# Bring Cluster

In [1]:
#%matplotlib widget
import torch
import numpy as np
from joblib import dump, load

from sklearn.neighbors import KNeighborsClassifier

import matplotlib.pyplot as plt
from mpl_toolkits.mplot3d import Axes3D

from bring_features_and_file_paths import bring_features_and_file_paths, transform_features

In [2]:
cluster_number = 69

## Bring all the features and file paths

In [3]:
features, file_paths, indices = bring_features_and_file_paths('/grand/projects/BirdAudio/Soundscapes/Second_Features', sub_sample=0.1)

We have 197658 feature vectors.


Now, we want to transform the features, scaling them and reducing their dimensionality

In [4]:
dim_red_model = load('/grand/projects/BirdAudio/Soundscapes/Clusters/SecondClusters/MLE/dim_red_model')
scale_model = load('/grand/projects/BirdAudio/Soundscapes/Clusters/SecondClusters/MLE/scale_model')

In [5]:
samples = transform_features(features, scale_model, dim_red_model)
samples.shape

(197658, 383)

Load the clusters generated from the features

We will use them to classify our sample of features now

In [6]:
clusters = np.load('/grand/projects/BirdAudio/Soundscapes/Clusters/SecondClusters/MLE/clusters.npy', allow_pickle=True)
vectors=clusters[()]['x']
labels=clusters[()]['y']

In [7]:
n_clusters_ = len(set(labels)) - (1 if -1 in labels else 0)
n_noise_ = list(labels).count(-1)
print("Estimated number of clusters: %d" % n_clusters_)
print("Estimated number of noise points: %d" % n_noise_)

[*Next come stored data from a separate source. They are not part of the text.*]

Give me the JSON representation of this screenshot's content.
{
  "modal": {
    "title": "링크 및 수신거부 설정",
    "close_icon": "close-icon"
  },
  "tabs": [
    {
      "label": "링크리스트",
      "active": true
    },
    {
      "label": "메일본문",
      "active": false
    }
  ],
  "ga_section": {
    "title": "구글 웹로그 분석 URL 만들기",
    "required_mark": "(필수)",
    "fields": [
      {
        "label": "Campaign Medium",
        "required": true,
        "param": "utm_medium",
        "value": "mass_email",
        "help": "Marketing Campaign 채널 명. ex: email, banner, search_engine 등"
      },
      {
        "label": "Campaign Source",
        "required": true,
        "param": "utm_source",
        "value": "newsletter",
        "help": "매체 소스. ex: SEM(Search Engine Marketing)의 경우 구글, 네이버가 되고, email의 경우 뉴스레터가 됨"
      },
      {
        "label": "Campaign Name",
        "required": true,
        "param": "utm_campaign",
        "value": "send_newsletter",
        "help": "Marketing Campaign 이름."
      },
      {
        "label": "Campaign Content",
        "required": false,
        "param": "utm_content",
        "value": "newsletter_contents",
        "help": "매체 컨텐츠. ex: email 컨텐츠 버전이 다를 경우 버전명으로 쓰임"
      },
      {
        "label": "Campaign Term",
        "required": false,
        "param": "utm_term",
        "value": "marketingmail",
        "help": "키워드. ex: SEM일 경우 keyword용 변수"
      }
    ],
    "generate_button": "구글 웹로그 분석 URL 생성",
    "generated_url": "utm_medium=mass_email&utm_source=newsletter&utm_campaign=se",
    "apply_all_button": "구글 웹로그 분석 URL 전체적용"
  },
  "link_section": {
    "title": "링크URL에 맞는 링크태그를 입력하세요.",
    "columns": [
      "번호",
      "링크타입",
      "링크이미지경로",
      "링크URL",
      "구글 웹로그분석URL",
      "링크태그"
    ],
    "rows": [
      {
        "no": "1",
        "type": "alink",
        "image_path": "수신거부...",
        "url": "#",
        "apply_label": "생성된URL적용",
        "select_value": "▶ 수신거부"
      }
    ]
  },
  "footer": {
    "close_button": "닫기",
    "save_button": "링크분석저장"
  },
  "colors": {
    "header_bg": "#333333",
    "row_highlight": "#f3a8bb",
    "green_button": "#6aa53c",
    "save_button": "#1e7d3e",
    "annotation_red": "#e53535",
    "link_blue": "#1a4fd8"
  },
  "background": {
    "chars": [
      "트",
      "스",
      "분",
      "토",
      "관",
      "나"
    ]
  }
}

Estimated number of clusters: 100
Estimated number of noise points: 0


In [8]:
def choose_random_rows(an_array, n_samples):
    number_of_rows = an_array.shape[0]
    random_indices = np.random.choice(number_of_rows, size=n_samples, replace=False)
    random_rows = an_array[random_indices, :]
    return random_rows

X = choose_random_rows(vectors,5000)
n_components=X.shape[1]

Train a k-nearest neighbor algorithm to predict the samples

In [9]:
neigh = KNeighborsClassifier(n_neighbors=10)
neigh.fit(vectors, labels)

In [10]:
label_predictions=neigh.predict(samples)
core_samples = np.zeros_like(label_predictions, dtype=bool)
core_samples[label_predictions == cluster_number] = True
n_noise_points = list(label_predictions).count(-1)

In [11]:
samples = samples[core_samples]

In [12]:
if n_components == 2:
    fig = plt.figure(figsize=(8,8))
    ax = fig.add_subplot()
    ax.scatter(X[:,0],X[:,1])
    ax.scatter(samples[:,0],
               samples[:,1],
               s=150
              )
elif n_components == 3:
    fig = plt.figure(figsize=(8,8))
    #ax = fig.add_subplot(projection='3d')
    ax = Axes3D(fig)
    ax.scatter(X[:,0], X[:,1], X[:,2])
    ax.scatter(
        samples[:,0],
        samples[:,1],
        samples[:,2],
        s=60
    )

In [13]:
torch.save(indices[core_samples], '/grand/projects/BirdAudio/Soundscapes/Indices/indices.pth')